A New Index for the Prediction of In-Hospital Mortality in Patients with Acute Pulmonary Embolism: The Modified Shock Index
1Department of Cardiology, Dr. Siyami Ersek Thoracic and Cardiovascular Surgery Training and Research Hospital, İstanbul, Turkey
2Department of Cardiology, University of Health Sciences, Koşuyolu Heart Training and Research Hospital, İstanbul, Turkey
3Department of Cardiology, Faculty of Medicine, Medipol University, İstanbul, Turkey
4Department of Biostatistics, Faculty of Medicine, Nisantaşı University, İstanbul, Turkey
Anatol J Cardiol 2023; 5(27): 282-289 PubMed ID: 37119189 PMCID: 10160840 DOI: 10.14744/AnatolJCardiol.2023.2530
Full Text PDF

Abstract

Background: Pulmonary embolism severity index, its simplified version, and shock index have been used for risk stratification in acute pulmonary embolism. In this study, we proposed a modification in severity index and evaluated the correlates and prognostic value of modification in severity index in this setting.

Materials and Methods: The study group comprised retrospectively evaluated 181 patients with acute pulmonary embolism. Systematic workup including pulmonary embolism severity index, its simplified version, shock index, biomarkers, and echocardiographic and multidetector computed tomography assessments was performed in all patients. Moreover, we calculated modification in severity index by multiplying original shock index (heart rate/systolic blood pressure ratio) and a third component, 1/pulse oxymetric saturation (pSat O2%) ratio. The primary endpoint was defined as all-cause mortality and hemodynamic collapse during the hospital stay.
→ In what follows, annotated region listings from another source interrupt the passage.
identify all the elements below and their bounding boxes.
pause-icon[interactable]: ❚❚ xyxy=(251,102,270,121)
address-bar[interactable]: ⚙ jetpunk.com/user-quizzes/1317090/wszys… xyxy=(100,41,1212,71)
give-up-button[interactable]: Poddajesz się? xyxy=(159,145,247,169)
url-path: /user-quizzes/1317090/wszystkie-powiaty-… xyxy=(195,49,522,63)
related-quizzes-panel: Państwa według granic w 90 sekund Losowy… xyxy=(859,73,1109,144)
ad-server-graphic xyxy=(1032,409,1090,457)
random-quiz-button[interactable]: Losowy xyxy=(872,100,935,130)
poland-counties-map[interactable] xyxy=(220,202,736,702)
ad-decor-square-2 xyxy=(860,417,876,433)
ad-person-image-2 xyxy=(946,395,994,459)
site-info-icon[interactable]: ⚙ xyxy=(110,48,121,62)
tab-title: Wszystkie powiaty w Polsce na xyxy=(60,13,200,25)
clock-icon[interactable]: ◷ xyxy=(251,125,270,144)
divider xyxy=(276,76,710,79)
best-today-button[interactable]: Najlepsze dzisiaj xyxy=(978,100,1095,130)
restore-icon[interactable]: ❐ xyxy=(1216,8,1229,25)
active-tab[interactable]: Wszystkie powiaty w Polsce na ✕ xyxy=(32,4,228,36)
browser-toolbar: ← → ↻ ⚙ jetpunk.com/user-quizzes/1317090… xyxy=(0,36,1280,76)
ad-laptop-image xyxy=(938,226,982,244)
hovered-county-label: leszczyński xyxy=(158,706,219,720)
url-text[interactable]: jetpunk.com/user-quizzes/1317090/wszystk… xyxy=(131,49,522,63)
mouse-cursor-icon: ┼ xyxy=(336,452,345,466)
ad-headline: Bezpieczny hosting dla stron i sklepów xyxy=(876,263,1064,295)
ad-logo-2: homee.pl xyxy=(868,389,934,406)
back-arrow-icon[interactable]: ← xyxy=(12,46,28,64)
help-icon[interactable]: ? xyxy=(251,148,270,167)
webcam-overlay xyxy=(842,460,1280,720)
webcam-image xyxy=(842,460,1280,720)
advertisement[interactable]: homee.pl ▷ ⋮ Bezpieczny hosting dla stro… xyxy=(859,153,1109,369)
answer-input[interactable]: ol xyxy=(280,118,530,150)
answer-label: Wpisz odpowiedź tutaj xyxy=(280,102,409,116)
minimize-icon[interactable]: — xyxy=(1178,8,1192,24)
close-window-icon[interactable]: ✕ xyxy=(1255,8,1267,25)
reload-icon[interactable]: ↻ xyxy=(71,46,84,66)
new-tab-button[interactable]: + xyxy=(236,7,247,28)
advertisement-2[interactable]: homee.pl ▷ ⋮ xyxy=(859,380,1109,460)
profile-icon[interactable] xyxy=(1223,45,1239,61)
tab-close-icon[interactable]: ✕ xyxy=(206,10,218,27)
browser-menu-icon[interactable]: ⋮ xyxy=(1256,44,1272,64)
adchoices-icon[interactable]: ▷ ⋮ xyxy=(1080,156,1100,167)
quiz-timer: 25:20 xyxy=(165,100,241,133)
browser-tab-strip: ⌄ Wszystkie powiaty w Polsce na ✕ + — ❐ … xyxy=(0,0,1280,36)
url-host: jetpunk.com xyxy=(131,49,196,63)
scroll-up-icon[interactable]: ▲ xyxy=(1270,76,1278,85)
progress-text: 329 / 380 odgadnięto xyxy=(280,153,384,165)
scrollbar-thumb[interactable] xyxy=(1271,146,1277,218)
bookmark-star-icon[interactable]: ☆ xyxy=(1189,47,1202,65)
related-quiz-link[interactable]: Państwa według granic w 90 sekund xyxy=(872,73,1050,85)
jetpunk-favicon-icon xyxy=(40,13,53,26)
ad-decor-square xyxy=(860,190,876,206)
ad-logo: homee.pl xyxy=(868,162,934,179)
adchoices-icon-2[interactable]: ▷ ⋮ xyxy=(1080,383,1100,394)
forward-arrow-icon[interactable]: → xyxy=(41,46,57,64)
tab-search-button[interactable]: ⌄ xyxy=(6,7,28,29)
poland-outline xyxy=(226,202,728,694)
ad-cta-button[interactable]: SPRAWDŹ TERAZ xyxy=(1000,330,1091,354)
Results: On the basis of initial risk stratification, ultrasound-assisted thrombolysis, systemic tissue-type plasminogen activator, and unfractionated heparin therapies were utilized in 83 (45.9%), 37 (20.4%), and 61 (33.7%) patients, respectively. The primary end-point occurred in 13 (7.2%) patients. Receiver-operating curve analysis revealed that modification in severity index had the highest area under the curve of 0.739 (0.588-0.890, P =.002) compared with shock index, pulmonary embolism severity index, or its simplified version. The modification in severity index > 0.989 predicted primary endpoint with 73% sensitivity and 54% specificity.

Conclusions: The modification in severity index seems to be a simple, quick, and compre-hensive risk assessment tool for bedside evaluation at initial stratification, in monitoring the clinical benefit from therapies, and decision-making for escalation to other reperfusion strategies in patients with acute pulmonary embolism. However, the prognostic value of modification in severity index needs to be validated with further studies.